Several types of finishes and stains offer different results. Be sure to choose your stain and finish beforehand, as it’s best to seal the floor on the same day you finish the sanding to prevent the open wood from absorbing too much moisture. 

  • Varnish is an old-school product but still a widely used option. This finish is very hard, which makes the floor more durable. Varnish comes in a variety of lusters from matte to glossy and continues to darken with age. 
  • Polyurethane can be either oil-based or water-based and is the newer technology that replaced varnish as the most standard product used for finishing floors. Polyurethanes come in a wide variety of lusters and darkens the wood, creating a wide array of possible tints and tones for your hardwood floor. Polyurethane is perfect for high usage and high moisture areas and will give long-lasting protection and durability. 
  • Sealers deeply penetrate the wood and bring out the wood’s natural grain. Penetrating sealers will give a natural-looking finish that only slightly darkens with time. This is often the choice of those who prefer the natural look over the more glossy or plastic look of polyurethane. This option is less durable but the easiest to repair. Waxing a penetrating sealer will also make it more protective and can darken the color of the wood over time.  
  • Wood oils such as teak, tung, and mineral oils are popular options for protecting the wood and bringing out its natural colors while keeping it natural.
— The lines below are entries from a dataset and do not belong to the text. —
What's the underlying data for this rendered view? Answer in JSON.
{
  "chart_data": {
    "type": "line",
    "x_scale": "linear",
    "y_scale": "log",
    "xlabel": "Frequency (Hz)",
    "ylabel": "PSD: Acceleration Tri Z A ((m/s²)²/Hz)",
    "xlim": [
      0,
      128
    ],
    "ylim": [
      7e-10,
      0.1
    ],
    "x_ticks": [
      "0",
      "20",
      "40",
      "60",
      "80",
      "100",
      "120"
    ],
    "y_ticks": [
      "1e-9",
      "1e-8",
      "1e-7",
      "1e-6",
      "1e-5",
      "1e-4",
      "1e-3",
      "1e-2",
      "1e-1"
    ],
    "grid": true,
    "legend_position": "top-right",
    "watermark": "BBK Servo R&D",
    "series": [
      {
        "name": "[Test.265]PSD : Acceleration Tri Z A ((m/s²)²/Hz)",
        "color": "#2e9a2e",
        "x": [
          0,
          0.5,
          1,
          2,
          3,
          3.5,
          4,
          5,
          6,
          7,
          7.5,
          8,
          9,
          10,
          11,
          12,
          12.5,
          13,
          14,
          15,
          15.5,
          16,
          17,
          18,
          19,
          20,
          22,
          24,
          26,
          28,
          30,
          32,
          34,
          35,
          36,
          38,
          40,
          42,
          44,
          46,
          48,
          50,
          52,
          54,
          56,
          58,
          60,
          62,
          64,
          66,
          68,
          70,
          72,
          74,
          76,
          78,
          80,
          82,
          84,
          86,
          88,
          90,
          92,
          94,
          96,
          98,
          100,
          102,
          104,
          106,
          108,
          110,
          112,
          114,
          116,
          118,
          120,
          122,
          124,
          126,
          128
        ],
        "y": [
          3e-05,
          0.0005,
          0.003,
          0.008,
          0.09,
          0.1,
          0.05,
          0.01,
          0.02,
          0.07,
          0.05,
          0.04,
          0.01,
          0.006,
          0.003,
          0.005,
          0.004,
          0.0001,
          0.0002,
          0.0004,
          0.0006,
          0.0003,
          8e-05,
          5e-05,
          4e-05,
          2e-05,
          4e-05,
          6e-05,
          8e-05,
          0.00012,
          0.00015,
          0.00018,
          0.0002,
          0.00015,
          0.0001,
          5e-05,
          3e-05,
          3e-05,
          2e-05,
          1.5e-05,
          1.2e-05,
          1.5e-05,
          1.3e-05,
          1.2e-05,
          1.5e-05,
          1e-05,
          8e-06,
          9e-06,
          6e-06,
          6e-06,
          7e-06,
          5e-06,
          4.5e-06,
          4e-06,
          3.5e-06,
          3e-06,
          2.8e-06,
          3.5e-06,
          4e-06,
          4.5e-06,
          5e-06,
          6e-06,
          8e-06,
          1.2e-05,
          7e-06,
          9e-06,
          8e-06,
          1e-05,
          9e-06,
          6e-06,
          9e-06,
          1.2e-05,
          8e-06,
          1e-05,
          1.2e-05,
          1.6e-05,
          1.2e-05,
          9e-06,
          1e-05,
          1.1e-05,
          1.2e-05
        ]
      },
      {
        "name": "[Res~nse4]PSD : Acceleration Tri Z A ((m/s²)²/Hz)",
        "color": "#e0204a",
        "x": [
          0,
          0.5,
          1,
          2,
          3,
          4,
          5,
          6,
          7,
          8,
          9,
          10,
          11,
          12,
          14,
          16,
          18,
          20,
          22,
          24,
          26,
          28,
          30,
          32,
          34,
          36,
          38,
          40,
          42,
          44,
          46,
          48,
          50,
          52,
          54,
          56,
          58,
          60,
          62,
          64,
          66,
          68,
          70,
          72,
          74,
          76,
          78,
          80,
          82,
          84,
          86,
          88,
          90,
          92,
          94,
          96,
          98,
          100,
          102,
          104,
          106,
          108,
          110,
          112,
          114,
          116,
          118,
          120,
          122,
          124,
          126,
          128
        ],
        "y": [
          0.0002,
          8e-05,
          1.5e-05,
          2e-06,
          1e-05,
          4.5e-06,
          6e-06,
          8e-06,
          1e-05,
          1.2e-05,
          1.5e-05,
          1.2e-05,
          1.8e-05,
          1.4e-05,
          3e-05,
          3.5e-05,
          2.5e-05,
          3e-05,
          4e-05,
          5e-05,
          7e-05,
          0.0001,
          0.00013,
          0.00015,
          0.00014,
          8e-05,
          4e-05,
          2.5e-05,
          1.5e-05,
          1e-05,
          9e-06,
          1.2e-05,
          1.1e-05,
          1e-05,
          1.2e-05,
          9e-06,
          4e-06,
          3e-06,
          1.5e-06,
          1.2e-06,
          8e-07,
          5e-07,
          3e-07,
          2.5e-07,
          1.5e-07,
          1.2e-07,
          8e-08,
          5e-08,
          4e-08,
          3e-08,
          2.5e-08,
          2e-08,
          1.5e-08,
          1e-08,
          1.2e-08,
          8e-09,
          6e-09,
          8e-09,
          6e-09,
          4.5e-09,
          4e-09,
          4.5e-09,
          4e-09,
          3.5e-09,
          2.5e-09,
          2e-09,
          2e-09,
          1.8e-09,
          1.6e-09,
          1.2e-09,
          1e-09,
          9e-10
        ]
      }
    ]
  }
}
Rub wood oils into the floor with rags to deeply penetrate the open wood. 

Last but Not Least

Applying the sealer to wood stained floor

On the same day you finish sanding the floor, apply the sealer or stain to the wood with a paintbrush or paint roller. Apply the sealer or stain evenly and carefully so you don’t use so much that it can’t soak into the wood or so little that it doesn’t provide the proper protection. Once the sealer has dried, it’s time to apply the finish. Buff, vacuum, and wipe the floor again to properly prep it for its final touches. 

Following the directions on the container, apply the first two coats of finish wax, varnish, or polyurethane. Be sure the coats dry adequately between applications. Allow at least 24 hours for the final coat to dry before moving the furniture back into the room. 

Successfully refinishing your old hardwood floors can bring a new life and luster to previously dulled floors. Be sure to take care and be meticulous with the process from start to finish to ensure a successful outcome and a refinished hardwood floor that shines.

While do-it-yourself projects can be fun and fulfilling, there is always a potential for personal injury or property damage. We strongly suggest that any project beyond your abilities be left to licensed professionals such as electricians, plumbers, and carpenters. Any action you take upon the information on this website is strictly at your own risk, and we assume no responsibility or liability for the contents of this article.